14:57:35,631::dispatcher::100::Storage.Dispatcher.Protect::(run) Run and protect: getSpmStatus, Return response: {'status': {'message': 'OK', 'code': 0}, 'spm_st': {'spmId': -1, 'spmStatus': 'Free', 'spmLver': -1}}




Comment 6 Eduardo Warszawski 2011-08-23 12:46:39 UTC
In order to clarify the libvirt error the libvirt log is required.

Comment 7 Ayal Baron 2011-08-31 19:01:57 UTC
First of all title is totally incorrect and misleading.
Second, you suspended your VMs and they paused, what exactly is the problem?
There is some noise in the log indeed ("libvirtError: Domain not found: no domain with matching uuid") and should be handled, but I don't see it's important enough to pass as an Excepion.
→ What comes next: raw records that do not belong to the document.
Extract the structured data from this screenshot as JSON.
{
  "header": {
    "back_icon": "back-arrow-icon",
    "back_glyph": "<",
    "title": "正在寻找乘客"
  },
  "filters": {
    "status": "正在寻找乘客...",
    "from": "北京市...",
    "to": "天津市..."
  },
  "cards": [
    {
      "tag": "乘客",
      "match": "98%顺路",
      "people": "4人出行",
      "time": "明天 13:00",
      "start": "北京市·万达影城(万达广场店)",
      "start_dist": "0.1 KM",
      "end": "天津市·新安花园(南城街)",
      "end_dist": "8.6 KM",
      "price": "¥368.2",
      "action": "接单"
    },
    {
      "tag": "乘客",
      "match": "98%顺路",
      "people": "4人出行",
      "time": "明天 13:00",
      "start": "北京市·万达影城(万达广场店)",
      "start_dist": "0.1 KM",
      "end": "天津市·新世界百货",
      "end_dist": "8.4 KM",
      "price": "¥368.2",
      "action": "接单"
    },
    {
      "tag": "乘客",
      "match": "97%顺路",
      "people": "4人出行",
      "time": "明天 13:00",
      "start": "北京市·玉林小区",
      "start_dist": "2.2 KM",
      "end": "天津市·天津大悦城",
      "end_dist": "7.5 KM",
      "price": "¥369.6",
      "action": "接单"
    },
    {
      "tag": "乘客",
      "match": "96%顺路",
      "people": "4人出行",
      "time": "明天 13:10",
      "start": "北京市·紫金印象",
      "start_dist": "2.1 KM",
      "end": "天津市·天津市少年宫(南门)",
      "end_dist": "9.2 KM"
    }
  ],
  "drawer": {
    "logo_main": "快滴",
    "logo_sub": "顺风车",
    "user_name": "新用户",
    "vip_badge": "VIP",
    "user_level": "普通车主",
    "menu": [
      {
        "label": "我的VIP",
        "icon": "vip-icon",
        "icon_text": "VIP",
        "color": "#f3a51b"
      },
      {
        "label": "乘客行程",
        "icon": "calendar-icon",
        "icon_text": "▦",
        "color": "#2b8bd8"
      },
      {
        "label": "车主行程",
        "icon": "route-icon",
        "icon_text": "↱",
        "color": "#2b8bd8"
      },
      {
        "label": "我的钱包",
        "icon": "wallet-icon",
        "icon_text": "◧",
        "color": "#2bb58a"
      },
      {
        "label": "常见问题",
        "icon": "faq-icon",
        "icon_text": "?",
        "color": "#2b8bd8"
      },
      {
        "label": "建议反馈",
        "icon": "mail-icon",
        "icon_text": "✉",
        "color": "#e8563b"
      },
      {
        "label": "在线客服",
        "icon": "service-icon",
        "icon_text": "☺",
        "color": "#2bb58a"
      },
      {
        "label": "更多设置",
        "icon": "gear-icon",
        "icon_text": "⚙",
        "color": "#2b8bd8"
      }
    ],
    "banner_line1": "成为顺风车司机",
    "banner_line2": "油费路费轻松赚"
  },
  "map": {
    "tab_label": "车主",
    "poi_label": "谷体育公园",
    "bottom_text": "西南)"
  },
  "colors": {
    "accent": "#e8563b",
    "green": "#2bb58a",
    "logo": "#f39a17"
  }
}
Suspend operation succeeded as can be noted in:
Thread-524::DEBUG::2011-08-19 15:10:30,364::clientIF::59::vds::(wrapper) return
getVmStats with {'status': {'message': 'Done', 'code': 0}, 'statsList':
[{'status': 'Down', 'timeOffset': '0', 'vmId':
'29ed44b1-02cd-4c14-bbbc-e32926855202', 'exitMessage': 'SaveState succeeded',
'exitCode': 0}]}


Wrt the libvirt error, it looks like vdsm is calling virDomainGetBlockInfo after the VM status is set to down, is this supported at all? (Dan?)

Comment 8 Jaroslav Henner 2011-08-31 19:11:34 UTC
(In reply to comment #7)
> First of all title is totally incorrect and misleading.
Sorry about that. I could write something VM got paused when suspending it, but this would be too broad and I don't know how can I know what happen wrong.

> Second, you suspended your VMs and they paused, what exactly is the problem?
It should have got suspended, not paused. In rhevm terminology, the VM gets paused for example when the storage is inaccessible which was not the case.

Comment 9 Dan Kenigsberg 2011-09-01 23:09:32 UTC
(In reply to comment #7)
> Wrt the libvirt error, it looks like vdsm is calling virDomainGetBlockInfo
> after the VM status is set to down, is this supported at all? (Dan?)

we have a thread polling libvirt for info. When a VM dies (due to successful migration, for example) we may have a race between the event notifying us about it and the polling failure. That's what I meant by log noise.

Comment 10 Dan Kenigsberg 2011-09-04 08:51:29 UTC
Ok, so the bug here is that a VM moved to Paused state before successfully being hibernated (=saved) to disk.

Would you please reproduce this, and add matching libvirt.log as requested in comment 6.

Note that I do not consider this temporary state change as a high-severity bug; it may well not get into 3.0 at this point.

Comment 11 Jaroslav Henner 2011-09-05 14:04:30 UTC
I'm sorry, I couldn't reproduce. I made like 10 suspends without any problem like this.

Comment 12 Dan Kenigsberg 2011-09-05 15:12:47 UTC
Are you using latest libvirt version now?

In any case, if it works for you now, there's bug resolution for that.

Comment 13 Jaroslav Henner 2011-09-12 12:53:04 UTC
Yes, I worked with the latest libvirt.